Bobby Acklin, who became the North Little Rock district’s interim superintendent in July following the School Board’s buy-out of former Superintendent Kelly Rodgers, has repeatedly declined to release the report on the program, citing legal advice by the district’s attorney, Jay Bequette of the Bequette and Billingsley firm in Little Rock.
Acklin said he regretted not being able to release the Munson report, which he indicated was an inch or more thick.
“It is clearly a personnel record,” Bequette, an attorney for the district, said in a interview during which he cited the 23(c)(1) section of the state’s Freedom of Information Act.
That provision exempts from public inspection “all employee evaluation or job performance records, including preliminary notes and other materials,” until such time as there is a “final administrative resolution of any suspension or termination proceedings at which the records form a basis for the decision to suspend or terminate the employee.”
But the state law also says no request to inspect copies of public records shall be denied based on the grounds exempt material is co-mingled with non-exempt information.
“Any reasonably segregable portion of a record shall be provided after deletion of the exempt information,” the law says.
Bequette said redacting portions of the Munson report, which he said includes references to specific students as well as to personnel job performance, wasn’t practical.
“It would be almost completely redacted,” he said “The entire report is about the performance of personnel. You would have to redact the entire report.”
Bequette’s law firm has also been paid for work in regard to the district’s ABC prekindergarten.

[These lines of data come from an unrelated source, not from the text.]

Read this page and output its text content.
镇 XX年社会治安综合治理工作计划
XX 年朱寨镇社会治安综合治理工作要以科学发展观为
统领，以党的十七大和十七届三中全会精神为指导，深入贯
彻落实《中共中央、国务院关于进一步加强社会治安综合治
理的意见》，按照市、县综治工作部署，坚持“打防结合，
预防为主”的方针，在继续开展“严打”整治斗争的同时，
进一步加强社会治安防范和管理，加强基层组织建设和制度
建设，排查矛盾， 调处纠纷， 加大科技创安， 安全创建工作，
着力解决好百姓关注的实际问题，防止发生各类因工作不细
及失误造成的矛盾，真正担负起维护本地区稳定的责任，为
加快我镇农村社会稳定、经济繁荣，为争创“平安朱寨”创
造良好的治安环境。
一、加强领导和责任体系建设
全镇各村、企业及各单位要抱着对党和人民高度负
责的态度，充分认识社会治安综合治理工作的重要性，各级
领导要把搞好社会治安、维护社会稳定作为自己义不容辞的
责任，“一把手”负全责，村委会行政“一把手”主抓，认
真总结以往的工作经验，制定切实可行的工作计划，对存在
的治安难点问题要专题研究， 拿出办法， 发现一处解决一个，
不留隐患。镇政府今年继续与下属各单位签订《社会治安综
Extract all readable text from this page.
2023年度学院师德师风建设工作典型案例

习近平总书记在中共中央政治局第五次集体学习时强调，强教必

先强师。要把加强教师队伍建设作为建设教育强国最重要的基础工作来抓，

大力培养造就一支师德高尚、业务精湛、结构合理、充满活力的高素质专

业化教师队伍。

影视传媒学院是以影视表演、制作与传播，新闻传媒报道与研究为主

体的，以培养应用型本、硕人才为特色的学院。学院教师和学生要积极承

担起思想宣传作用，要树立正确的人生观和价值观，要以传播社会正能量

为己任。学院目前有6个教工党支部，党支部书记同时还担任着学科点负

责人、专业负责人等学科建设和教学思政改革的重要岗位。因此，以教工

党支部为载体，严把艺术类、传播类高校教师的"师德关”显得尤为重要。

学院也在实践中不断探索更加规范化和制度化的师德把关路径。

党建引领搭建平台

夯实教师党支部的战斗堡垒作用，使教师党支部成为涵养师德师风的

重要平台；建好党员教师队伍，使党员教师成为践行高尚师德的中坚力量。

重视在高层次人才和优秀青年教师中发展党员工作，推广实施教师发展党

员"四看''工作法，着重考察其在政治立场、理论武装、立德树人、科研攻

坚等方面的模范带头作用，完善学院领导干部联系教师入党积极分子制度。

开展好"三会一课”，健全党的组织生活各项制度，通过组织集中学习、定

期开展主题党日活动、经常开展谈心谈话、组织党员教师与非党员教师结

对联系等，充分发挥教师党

A bill from his firm to the district includes references to ABC but names in the bill have been redacted.
Acklin said he stopped the district’s practice of allowing employees to enroll their children at no cost — even if there are seats available for them.
He said there have been as many as 10 seats per year available in recent years.
“If there wasn’t anybody on the waiting list, then it was okay. It wasn’t breaking a rule to do that, and she’s done it,” Acklin said, referring to the district’s long-time pre-school coordinator.
“The main reason I stopped that this year,” Acklin said, “was because we haven’t given her any policies or guidelines to work with on that. She was kind of out there on her own, doing it. I didn’t want her out there by herself like that. She needs some rules and some guidelines to go by. We’re working on them now.”
“As per the review, the [division] has determined that you nor the North Little Rock School District has violated any ABC Rules or Regulations. We encourage ABC Programs to serve all children.” —Mary K. McKinney, then manager of the state’s ABC program.